Só se o nome estiver custando dinheiro. Nome difícil de falar ao telefone custa. Nome que limita o que você pode vender daqui a três anos custa. Nome que já é de outro no INPI custa muito. Fora esses casos, trocar é queimar audiência conquistada para resolver incômodo interno.

Setesete

Estúdio de Branding Estratégico

Atualizado em 29 de julho de 2026

Nome é o ativo de marca com maior custo de troca que existe. Ele está em contrato, nota fiscal, domínio, e-mail, fachada, boca a boca, na cabeça de todo cliente que já comprou e na de todo mundo que quase comprou. Trocar significa pedir para o mercado inteiro aprender de novo uma coisa que ele já sabia.
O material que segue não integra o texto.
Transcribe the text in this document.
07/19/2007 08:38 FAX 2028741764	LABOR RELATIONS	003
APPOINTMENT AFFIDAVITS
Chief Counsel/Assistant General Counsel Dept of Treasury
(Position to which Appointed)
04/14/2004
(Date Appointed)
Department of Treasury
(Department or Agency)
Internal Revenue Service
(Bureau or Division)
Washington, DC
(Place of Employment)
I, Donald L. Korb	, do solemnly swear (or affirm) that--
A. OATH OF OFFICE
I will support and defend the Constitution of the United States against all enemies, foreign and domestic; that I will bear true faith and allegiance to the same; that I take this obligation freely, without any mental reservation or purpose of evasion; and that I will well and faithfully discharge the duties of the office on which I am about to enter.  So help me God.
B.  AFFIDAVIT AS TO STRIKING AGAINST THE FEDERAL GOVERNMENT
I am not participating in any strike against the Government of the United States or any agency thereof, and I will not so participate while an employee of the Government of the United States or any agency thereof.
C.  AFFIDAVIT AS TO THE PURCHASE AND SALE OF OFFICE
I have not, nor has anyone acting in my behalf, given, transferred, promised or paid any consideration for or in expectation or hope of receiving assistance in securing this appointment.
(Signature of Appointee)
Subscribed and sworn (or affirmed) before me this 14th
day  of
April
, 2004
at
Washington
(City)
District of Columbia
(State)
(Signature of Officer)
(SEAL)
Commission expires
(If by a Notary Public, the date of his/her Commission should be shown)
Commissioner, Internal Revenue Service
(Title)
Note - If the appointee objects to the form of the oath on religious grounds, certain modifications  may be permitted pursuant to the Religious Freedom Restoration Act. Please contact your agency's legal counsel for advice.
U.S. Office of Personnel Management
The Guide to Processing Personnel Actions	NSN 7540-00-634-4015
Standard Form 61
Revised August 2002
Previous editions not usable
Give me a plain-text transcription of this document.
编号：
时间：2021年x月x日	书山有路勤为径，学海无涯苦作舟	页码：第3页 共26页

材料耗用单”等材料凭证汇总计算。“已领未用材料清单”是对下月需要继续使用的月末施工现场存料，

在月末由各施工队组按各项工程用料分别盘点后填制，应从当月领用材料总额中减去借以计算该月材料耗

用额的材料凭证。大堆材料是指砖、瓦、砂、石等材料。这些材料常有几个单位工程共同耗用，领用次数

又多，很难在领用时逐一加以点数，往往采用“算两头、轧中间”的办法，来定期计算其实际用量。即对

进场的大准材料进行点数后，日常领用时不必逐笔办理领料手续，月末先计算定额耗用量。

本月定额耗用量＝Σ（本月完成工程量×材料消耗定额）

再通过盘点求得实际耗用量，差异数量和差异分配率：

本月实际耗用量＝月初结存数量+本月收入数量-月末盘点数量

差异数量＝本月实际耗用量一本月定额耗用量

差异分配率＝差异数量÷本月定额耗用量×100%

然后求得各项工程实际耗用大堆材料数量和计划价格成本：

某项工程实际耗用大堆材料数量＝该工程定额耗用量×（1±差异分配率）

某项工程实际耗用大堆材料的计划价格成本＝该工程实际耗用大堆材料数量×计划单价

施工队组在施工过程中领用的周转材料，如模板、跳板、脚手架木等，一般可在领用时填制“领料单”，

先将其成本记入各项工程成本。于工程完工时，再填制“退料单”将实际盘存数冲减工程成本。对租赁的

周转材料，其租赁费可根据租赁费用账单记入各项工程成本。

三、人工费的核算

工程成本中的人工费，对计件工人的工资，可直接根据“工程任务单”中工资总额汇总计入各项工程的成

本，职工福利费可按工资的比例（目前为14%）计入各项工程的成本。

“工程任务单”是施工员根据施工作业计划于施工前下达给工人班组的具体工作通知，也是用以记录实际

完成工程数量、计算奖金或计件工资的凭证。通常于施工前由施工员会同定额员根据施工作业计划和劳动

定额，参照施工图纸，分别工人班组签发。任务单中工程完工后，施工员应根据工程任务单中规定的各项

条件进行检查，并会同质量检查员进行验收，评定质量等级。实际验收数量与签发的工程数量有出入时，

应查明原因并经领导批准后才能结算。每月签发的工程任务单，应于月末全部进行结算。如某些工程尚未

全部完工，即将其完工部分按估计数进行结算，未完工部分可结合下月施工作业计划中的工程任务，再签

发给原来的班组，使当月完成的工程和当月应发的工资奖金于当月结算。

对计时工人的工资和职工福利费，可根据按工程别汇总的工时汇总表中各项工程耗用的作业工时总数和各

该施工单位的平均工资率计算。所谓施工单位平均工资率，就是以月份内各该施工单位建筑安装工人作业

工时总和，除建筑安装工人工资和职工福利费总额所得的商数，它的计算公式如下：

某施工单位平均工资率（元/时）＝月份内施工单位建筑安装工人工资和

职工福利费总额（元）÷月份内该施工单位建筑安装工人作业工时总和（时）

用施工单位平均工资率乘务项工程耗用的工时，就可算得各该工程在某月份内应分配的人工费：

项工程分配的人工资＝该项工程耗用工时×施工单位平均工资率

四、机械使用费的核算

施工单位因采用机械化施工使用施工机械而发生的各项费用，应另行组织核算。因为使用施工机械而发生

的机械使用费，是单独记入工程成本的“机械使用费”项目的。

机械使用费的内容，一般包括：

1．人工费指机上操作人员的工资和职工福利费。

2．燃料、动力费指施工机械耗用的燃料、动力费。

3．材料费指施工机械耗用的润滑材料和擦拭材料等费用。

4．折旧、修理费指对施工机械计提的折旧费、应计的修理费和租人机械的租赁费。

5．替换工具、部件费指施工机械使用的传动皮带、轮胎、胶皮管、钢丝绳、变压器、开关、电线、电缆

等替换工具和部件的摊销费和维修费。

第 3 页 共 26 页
Isso às vezes vale a pena, mas o ônus da prova é de quem quer trocar. Existem quatro situações em que trocar se justifica. A primeira é jurídica: alguém registrou antes, ou o seu registro foi indeferido, e você está construindo reputação sobre terreno de outro. Essa é a mais urgente e a menos negociável. A segunda é estrutural: o nome descreve algo que você não faz mais, ou que você faz mas quer parar de fazer. Nome que amarra a empresa a uma categoria vira teto de crescimento. A terceira é operacional: nome que precisa ser soletrado toda vez, que é confundido com concorrente, que não sobrevive a uma ligação telefônica. Isso custa venda todo dia, em silêncio. A quarta é reputacional, quando o nome carrega um passivo que nenhuma comunicação apaga. Fora dessas quatro, o desejo de trocar quase sempre nasce de dentro. Alguém cansou. Alguém acha que soa pequeno. Alguém entrou na empresa e quer marcar território. Vale prestar atenção porque cansaço interno é um dos motores mais caros que existem em decisão de marca. Você convive com o nome todo dia há dez anos. Seu cliente pensa nele quinze segundos por mês. Se o problema for parcial, existem saídas intermediárias que quase ninguém considera. Encurtar o nome, abandonar a descrição que virou limitante e manter o núcleo, adotar oficialmente o apelido que o mercado já usa. Marca que é chamada de um jeito no mercado e escrita de outro no contrato está desperdiçando reconhecimento, e resolver isso não exige recomeçar do zero.